Comment ? Simplement en rachetant la majeure partie des principales sociétés de production françaises. Principales, donc basées à Paris. Basées à Paris, donc créées et dirigées par ceux-là même qui nous les vantent et nous les présentent, ces Arthur, Marc Olivier Fogiel ou encore Karl Zéro. Ainsi, Endemol, via sa filiale baptisée Endemol France (original, non ?), peut inonder l’hexagone de plusieurs dizaines d’heures de programmes par semaine, toutes axées sur le principe de la télé-réalité. Voilà pour le décor. On aurait pu penser que ça s’arrêterait là. Mais c’est mal connaître le système télé, qui a derrière lui un autre pouvoir non-négligeable si on veut mépriser les individus d’une société tout en leur volant un max de blé, celui de la politique. Quand Luc Ferry déclare au Monde en août 2002, qu’il considère le Loft comme "une sorte de cours d’éducation amoureuse", forcément, on n’est pas aidé. On pourrait se dire que le sanctuaire sectaire du Ministère de la Culture nous sauvera la mise et condamnera cet abrutissement explicite des masses. Ah, espoir, quand tu nous tiens ! Parce qu’en fait non, la Culture s’en fout pas mal qu’on recherche une autre télévision. La preuve : la réforme du statut intermittent. Sujet délicat, je vous l’accorde, quand on pense à tous les abus exercés en toute impunité par une minorité d’artistes (*). Toujours est-il que cette réforme va faire fondre le nombre d’intermittents basés en Province. Résultat : le peu de sociétés de production qui y sont implantées vont avoir bien du mal à trouver les techniciens et les artistes nécessaires à l’audiovisuel ou au théâtre. Donc, incessamment sous peu, on va assister à la mort de laproduction en Province, ce qui laissera le champ libre et le monopole à la toute puissance parisienne. On se délectera donc de ces soupes à la paillette et de ces rôtis de silicone, jusqu’à peut-être devenir tous semblables pour fêter l’image triomphante de la connerie humaine ; ou bien alors jusqu’à vomir sur le tapis du salon cet étrange sentiment de hargne qui nous lie l’estomac, cette sensation de plus en plus lancinante qui nous dit, au fond de nous-mêmes, qu’on est
décidément là dans l’unique but de servir la classe politique et de se faire baiser par la classe médiatique.

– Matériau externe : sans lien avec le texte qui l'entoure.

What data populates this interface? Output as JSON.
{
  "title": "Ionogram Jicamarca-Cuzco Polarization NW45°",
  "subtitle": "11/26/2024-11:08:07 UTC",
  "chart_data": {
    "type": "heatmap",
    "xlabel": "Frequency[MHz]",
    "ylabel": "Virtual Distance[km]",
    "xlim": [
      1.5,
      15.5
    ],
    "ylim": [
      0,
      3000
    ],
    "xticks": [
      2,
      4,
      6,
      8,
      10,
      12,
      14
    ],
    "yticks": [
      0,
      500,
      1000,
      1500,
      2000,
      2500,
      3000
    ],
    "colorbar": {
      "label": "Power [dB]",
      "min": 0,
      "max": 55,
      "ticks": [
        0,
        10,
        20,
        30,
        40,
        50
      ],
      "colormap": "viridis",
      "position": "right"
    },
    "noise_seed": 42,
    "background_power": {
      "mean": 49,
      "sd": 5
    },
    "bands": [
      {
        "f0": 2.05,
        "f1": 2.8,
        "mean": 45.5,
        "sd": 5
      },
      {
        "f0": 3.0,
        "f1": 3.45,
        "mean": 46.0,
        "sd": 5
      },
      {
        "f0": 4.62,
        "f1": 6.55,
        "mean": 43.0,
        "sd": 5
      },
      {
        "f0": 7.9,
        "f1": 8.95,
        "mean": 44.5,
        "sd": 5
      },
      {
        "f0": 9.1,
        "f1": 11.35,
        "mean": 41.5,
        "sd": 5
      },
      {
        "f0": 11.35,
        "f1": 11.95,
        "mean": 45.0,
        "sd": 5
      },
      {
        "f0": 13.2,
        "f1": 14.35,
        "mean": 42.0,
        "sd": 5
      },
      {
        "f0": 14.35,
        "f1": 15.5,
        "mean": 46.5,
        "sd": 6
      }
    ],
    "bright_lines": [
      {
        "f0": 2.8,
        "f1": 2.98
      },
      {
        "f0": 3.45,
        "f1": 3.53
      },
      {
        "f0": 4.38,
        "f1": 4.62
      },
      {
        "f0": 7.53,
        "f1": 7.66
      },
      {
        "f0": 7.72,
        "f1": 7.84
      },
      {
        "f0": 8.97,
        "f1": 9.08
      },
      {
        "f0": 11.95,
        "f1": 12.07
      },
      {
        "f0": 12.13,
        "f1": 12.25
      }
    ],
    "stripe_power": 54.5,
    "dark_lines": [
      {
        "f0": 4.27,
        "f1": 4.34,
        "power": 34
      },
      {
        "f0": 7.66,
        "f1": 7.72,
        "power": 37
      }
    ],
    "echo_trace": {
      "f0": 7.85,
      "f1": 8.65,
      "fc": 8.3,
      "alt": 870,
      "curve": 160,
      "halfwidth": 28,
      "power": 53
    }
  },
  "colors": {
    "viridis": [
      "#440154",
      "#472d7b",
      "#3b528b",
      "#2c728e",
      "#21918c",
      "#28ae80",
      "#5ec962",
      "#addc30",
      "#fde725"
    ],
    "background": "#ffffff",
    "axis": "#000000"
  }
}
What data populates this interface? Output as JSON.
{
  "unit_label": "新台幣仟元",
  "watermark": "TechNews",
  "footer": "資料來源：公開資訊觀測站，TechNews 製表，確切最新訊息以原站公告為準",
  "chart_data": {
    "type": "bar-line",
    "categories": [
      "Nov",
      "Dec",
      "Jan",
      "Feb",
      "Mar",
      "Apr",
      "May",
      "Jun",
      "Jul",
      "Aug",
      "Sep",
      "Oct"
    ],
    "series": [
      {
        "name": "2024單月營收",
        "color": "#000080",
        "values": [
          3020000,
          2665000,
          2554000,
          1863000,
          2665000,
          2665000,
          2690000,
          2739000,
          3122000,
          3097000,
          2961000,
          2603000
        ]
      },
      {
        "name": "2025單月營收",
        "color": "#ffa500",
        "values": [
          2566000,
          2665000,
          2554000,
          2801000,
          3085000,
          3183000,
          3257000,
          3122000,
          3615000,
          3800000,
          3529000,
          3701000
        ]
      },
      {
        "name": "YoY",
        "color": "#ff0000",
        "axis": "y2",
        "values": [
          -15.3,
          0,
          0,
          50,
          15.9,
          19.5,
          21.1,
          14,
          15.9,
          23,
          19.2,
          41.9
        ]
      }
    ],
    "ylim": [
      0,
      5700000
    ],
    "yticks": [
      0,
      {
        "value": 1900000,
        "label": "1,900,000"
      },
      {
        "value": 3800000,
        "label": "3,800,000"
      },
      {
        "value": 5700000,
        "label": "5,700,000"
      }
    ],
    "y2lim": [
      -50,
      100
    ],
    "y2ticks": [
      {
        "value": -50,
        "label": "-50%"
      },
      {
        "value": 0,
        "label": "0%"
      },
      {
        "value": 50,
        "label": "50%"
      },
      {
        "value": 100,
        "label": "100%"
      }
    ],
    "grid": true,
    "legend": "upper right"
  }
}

Alors le salut ne peut venir que de ces nids provinciaux, numériques, humains, créatifs, et donc alternatifs au robinet de l’audiovisuel officiel. Le partage, le débat, la construction logique et simple d’une autre forme de télé sera l’unique rempart contre la bêtise belliqueuse des chaînes nationales.

Parce que, comme on dit chez nous, ça manque de plastique tout ça !


HK


(*) ndc : ces propos n’engagent que leur auteur, tant mieux si des personnes sont assez malines pour se bricoler un revenu de survie. En fait il s’agit d’un bel exemple de manipulation politique, reprise aveuglément par les médias, car aucune étude n’est disponible sur ces soit-disants abus, avec des chiffres, etc. Ce que même l’Unedic avoue par contre c’est que 50 % des intermittent-e-s touchent moins que le SMIC !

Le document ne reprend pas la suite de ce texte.